Titel Philosophicum Lech
Jahr 2018
Kunde Gemeinde Lech am Arlberg – Verein Philosophicum Lech
Redaktion Mirjam Fritz
Zusammenarbeit Bernd Altenried, Lindau
Programmierung Christoph Kapeller, Lech
Das Corporate Design des Atelier Gassner für die Gemeinde Lech bewährt sich seit über 25 Jahren und findet rege Anwendung, von der Briefausstattung mit allen Gemeindedrucksachen bis zu den Wegweisschildern im ganzen Dorf. Ziel war ein zeitgemäßer, jedoch von der Tourismuswerbung unabhängiger Auftritt.

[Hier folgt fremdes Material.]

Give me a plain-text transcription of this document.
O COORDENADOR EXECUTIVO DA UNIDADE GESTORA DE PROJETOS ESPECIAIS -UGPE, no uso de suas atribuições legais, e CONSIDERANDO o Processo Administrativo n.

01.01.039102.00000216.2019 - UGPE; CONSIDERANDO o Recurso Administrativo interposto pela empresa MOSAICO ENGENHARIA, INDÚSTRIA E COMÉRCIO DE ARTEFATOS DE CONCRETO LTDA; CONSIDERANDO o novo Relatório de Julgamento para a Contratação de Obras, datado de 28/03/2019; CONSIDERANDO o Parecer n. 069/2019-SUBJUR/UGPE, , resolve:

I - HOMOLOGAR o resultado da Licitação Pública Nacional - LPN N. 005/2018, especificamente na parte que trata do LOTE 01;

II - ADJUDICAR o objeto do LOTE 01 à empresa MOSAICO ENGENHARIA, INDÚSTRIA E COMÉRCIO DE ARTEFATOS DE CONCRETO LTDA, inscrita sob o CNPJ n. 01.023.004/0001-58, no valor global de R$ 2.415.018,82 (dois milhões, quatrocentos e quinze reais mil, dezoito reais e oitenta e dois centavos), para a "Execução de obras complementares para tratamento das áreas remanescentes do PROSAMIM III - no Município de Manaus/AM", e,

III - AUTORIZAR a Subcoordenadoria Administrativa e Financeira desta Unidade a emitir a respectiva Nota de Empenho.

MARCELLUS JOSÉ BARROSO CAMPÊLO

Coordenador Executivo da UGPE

Basiselement des Corporate Design ist neben dem heraldisch begründeten Wappen die Schriftfamilie Trinité, eine moderne Renaissance-Antiqua von Bram de Does. Der Zeichensatz ist in drei Versionen verfügbar. Sie unterscheiden sich durch unterschiedlich große Ober- und Unterlängen. Diese Variablen und weitere, aufeinander abgestimmte Schriftschnitte erlauben eine präzise typografische Differenzierung für verschiedenste Anwendungsbereiche – von der Gemeindekorrespondenz über den bibliophilen Buchsatz, dem umfangreichen Wegleitsystem in der Gemeinde bis zum Webdesign. Das digitale und analoge Design für das »Philosophicum Lech« gründet auf dieser Schriftkultur in Verbindung mit einem einzigartigen Bildkonzept. Mikrofotografisch wird das jeweiligen Jahresthema mit wechselnden pflanzlichen Erscheinungen zum Ausdruck gebracht. Das »Key visual« erneuert sich auf diese Weise Jahr für Jahr und bleibt dennoch als Veranstaltungslabel wiedererkennbar. Die Website erfüllt mehrere Funktionen. Sie ist Archiv, Veranstaltungsbewerbung und gleichzeitig Kommunikationsplattform der Veranstaltungsorganisation. Das Webdesign sorgte für ein helle, aufgeräumte Website, die flexibel auf das jeweils benutzten Endgerät, vor allem Smartphones und Tablets, reagiert.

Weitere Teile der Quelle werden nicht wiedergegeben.